It is why Williams is Williams.

I've been hitting Nixon also - simply remarkable.


----------



## David Story (Aug 21, 2011)

mverta @ Sun Aug 21 said:


> Indulge me for a second, boys...
> 
> So, what happened was, I was 5, heard Star Wars, decided I wanted to write film music for a living, and immediately began studying classical piano. 6 years of being slapped on the knuckles for changing the music later, I went and studied jazz piano instead where they encouraged improvisation, and my first compositions in junior high and high school were big band charts in that 20's/30's/40's style.
> 
> ...



+1

I started in jazz charts too. Great way to learn.
The jazz filter is a keen observation, it just feels like jazz when you play, especially towards climaxes and softer themes. A lightbulb moment for me was the broadway connection. John was MD on big hollywood musicals, and accompanied pop singers in his pianist days. That's why his tunes sing, imho. Working with Mancini helps too.






The one tiny difference is in Goldsmith's orchestration. He blends timbres better than anyone, just look at the manuscripts. Soft, subtle accents from electronics, percussion, divisi, wws in every bar. Simple it's not. I'm tempted to post something, but this is a JW thread.

The thing that bears repeating is "Williams' heart is in his tonal, melodic music". That's his greatest gift. His love of people communicated through music. Not technique, love.
That's something to strive for.


----------



## dcoscina (Aug 21, 2011)

The voicings is key for sure. I love the way Williams uses maj7th 2nd inversion voicings for his seminal ;'70s horn parts. I don't know of another composer that exploited this as much as Williams and I would dare say this is a staple of his style. ANyone who apes it basically is tipping their hat to Williams. 

Goldsmith did use expansive harmonies for his more daring scores. Alien (Bartok), Planet of the Apes (Varese), Secret of NIMH (Debussy/Ravel), Legend (Ravel). But I will reiterate that his main themes that had to be tonal weren't quite as harmonically daring as Williams who can channel Elgar, Strauss, Prokofiev (who himself had a whacked out sense of harmony), Rachmaninoff, Korngold, etc.

I found it odd though that Oliver Stone found Williams' NIXON to be very Mahlerian. That is one composer whom Williams doesn't really evoke in his music. At least to my ears and I'm a Mahler nut


----------



## David Story (Aug 21, 2011)

This is big band voicing, though the rest of the orchestra is more open. I love the mix of techniques.
http://www.box.net/shared/ebe9mdqja5kcdjozv088

David, is it possible there's more than one effective approach to tonality and harmony? I'm just asking how you feel. Is there one right way?

Williams is my favorite. But there are other people who write tonal melodies that are brilliant. Mozart, Copland and Prokofiev, for example. They sound different from Williams, to me. They have a lot in common but are not the same. And all have daring harmonic moments.

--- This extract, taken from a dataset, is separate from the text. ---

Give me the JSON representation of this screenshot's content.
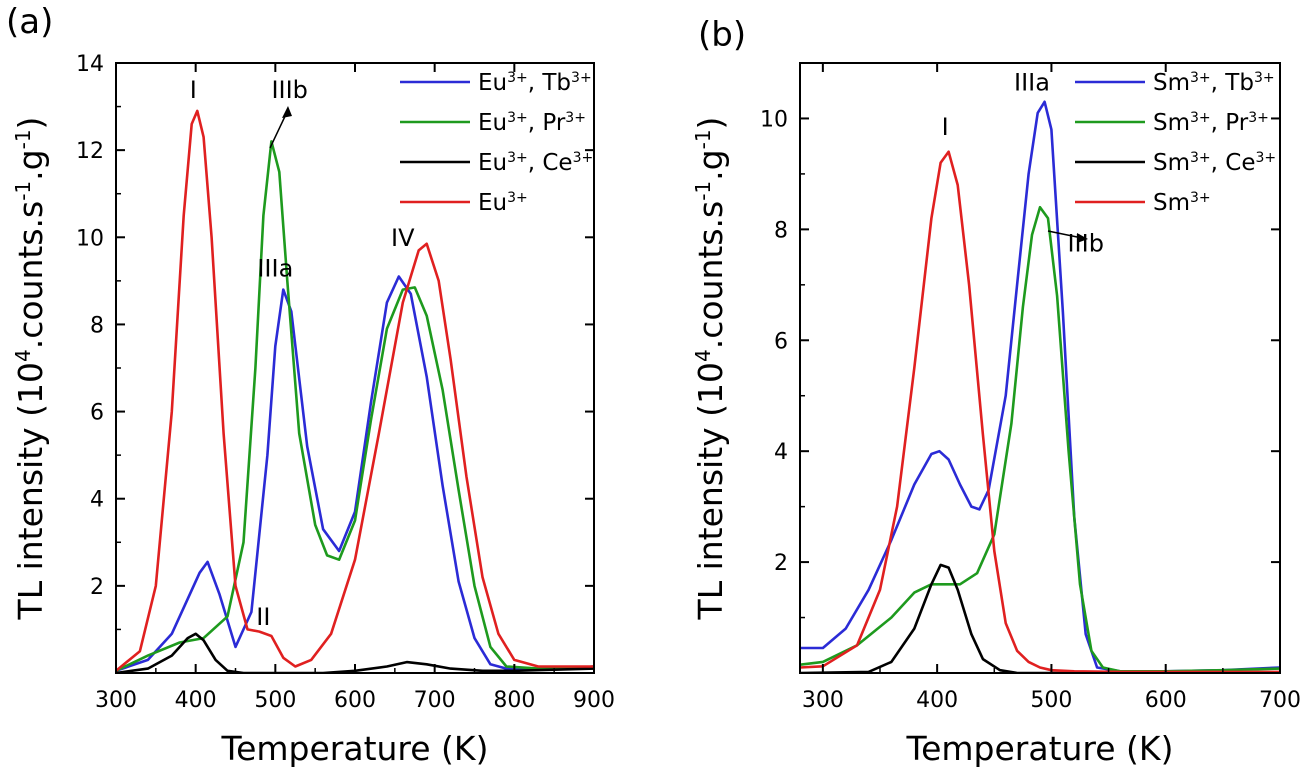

I don't like Goldsmith tunes as much, because his heart is in the dark, unpredictable realm of 20th century dissonance. He's channeling Stravinsky, Bartok and Penderecki. And I feel that's just as valid and daring as Copland and Rachmaninoff. And Jerry is more tonal than those experimental guys. It's his brand of tonality. If Alien had a JW score, it wouldn't be as scary - or as imitated. 

You're right, John is the King of tonal themes. 

Nixon has a huge dark feel, maybe OS thinks that's Mahler. John can sound bigger than Gustav, with a smaller orchestra. If 90 piece is small


----------



## dcoscina (Aug 21, 2011)

I think Goldsmith's orchestration is also a little more streamlined. In an interview, Goldsmith himself said that he thought very linearly- writing one line and adding to it at a time. Williams' jazz sensibilities almost dictate that he thinks vertically, but then again, his flair for melody would dismiss that theory. Either that or he's got such a refined and evolved sense of composition that he's thinking both horizontally and vertically at once. Like I said, the guy is a freak of nature- he lives, breaths and eats music. 
In every interview Goldsmith gave, I never got the sense that he really loved it the way Williams does. It seemed more like a job to him and a painful one at that depending on the project he was on. He was a more cerebral composer and liked to score films with that approach whereas Williams scores movies as a viewer- his music is his response to the film and perhaps that makes his scores more appealing at the end of the day. 

All I know is that I can lift a lot of Goldsmith (full orchestrations) by ear whereas I just cannot do that with Williams as his orchestrations are just too dense....


----------



## Justus (Aug 21, 2011)

Never heard of this film not to mention the score.
(In german it is called "Teufelskreis Alpha" WTF???)

Every day I re-discover JW and this one is another gem!


----------



## sherief83 (Aug 21, 2011)

Speaking of Maestro Williams...Apparently he is in Haydn Land lately. Hopefully something will come out of it.

http://artsbeat.blogs.nytimes.com/2011/ ... him-along/


----------



## RyBen (Aug 22, 2011)

Not to imply that anyone is on JW's level, but I don't think most directors would even permit this sort of music nowadays even if someone WERE on that level. They'd want it a bit more emotionally generalized like today's music. It takes a kind of special director (Spielberg), IMO to allow such a musical presence. Look at Jaws for example. I believe at one point JW wrote some sort of fugue for some part. What modern director in their right mind would allow that?  .. putting into consideration it was a fairly "modern" movie.


----------



## dcoscina (Aug 22, 2011)

I think animated movies allow composers more creative latitude. How To Train Your Dragon for example.


----------



## RyBen (Aug 22, 2011)

Huh? That's odd, no hostily toward my comment.. Probably because I meant to say that most directors WOULDN'T permit that sort of music in their movie.


----------